Lula deu essa declaração no Palácio do Planalto, em Brasília, durante a visita de Estado do presidente sul-africano Cyril Ramaphosa. Sem entrar em detalhes, o líder brasileiro destacou que a América do Sul é uma região de paz, onde drones são “para a agricultura e não para guerra”.
Oriente Médio
Em outro momento, de forma mais direta, o presidente Lula condenou a escalada do conflito no Oriente Médio e citou como a guerra contra o Irã ameaça a segurança internacional, com impactos humanitários e econômicos:
“Esses conflitos produzem efeitos deletérios sobre as cadeias de energia, insumos e alimentos. São os mais vulneráveis, sobretudo mulheres e crianças, que sofrem o impacto mais severo dessas crises. O diálogo e a diplomacia constituem o único caminho viável para a construção de uma solução duradoura. É importante lembrar que, por conta da guerra do Irã, o preço do combustível já está subindo em quase todo o mundo.”
O presidente sul-africano, Cyril Ramaphosa, também condenou o conflito e defendeu um cessar-fogo imediato (fala com tradução do evento):
“Reiteramos o nosso chamado para uma resolução pacífica das disputas que ora ocorrem, violando a Carta das Nações Unidas, e condenamos a perda de vidas, especialmente as vidas de civis e a destruição da infraestrutura vital nessa parte do mundo. Nós chamamos todas as partes envolvidas neste conflito para um cessar-fogo imediato.”
Comércio bilateral
Sobre o comércio bilateral entre Brasil e África do Sul, os dois presidentes defenderam a ampliação considerável da cooperação econômica, como destacou Ramaphosa (fala com tradução do evento):
“Como duas nações, Brasil e África do Sul, deveríamos cooperar em um nível muito mais alto. Deveria haver mais comércio, em níveis muito mais altos. Os dois países são os dois mais industrializados em nossos continentes, e o comércio entre os dois países precisa ser muito maior do que o que ele é hoje. Mas nós temos a certeza que esta visita, e aqui dissemos, vai fortalecer as bases dos dois países.”

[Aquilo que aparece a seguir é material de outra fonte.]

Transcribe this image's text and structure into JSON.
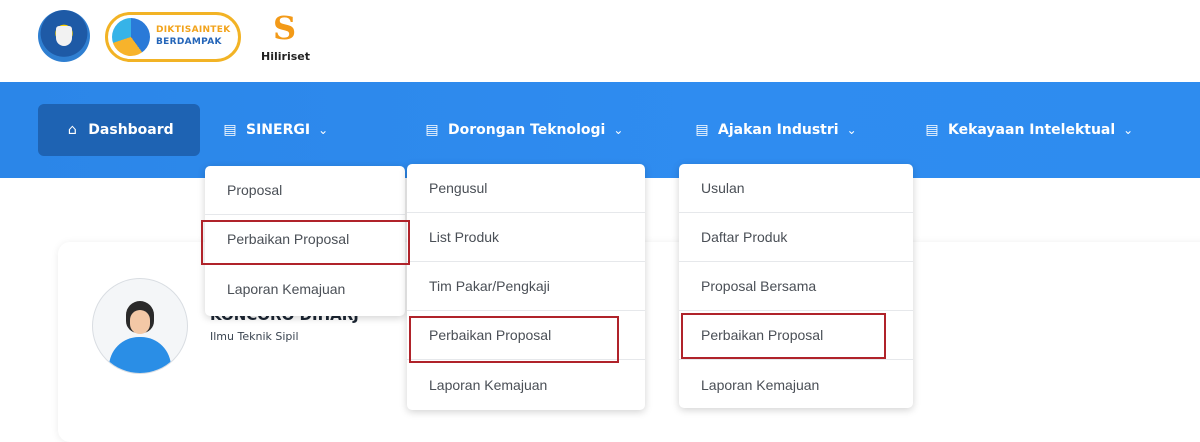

Segundo o governo brasileiro, as trocas comerciais entre os países permanecem em torno de US$ 2 bilhões por ano há cerca de duas décadas.
Terras raras
Entre as áreas de investimentos mútuos com potencial de expansão está a das terras raras e minerais críticos, de acordo com o presidente Lula:
“Nós precisamos ter um levantamento concreto do que que a África do Sul tem de minerais críticos e de terras raras. O Brasil, até agora, conhece o potencial de 30% do seu território, e já está avisado ao mundo de que o Brasil não vai fazer aquilo que foi feito com o minério de ferro. A gente vendeu o minério e comprou produto acabado pagando 100 vezes mais caro. Não. Agora, a parceria tem que ser feita para fazer o processo de transformação aqui no Brasil.”
Encontro
Durante a visita de Estado do presidente da África do Sul, foram assinados um plano de ação para área de turismo e um acordo sobre comércio e investimentos entre a Apex Brasil e o Departamento de Comércio e Indústria África do Sul. Lula e Ramaphosa também participaram do Fórum Empresarial Brasil-África do Sul.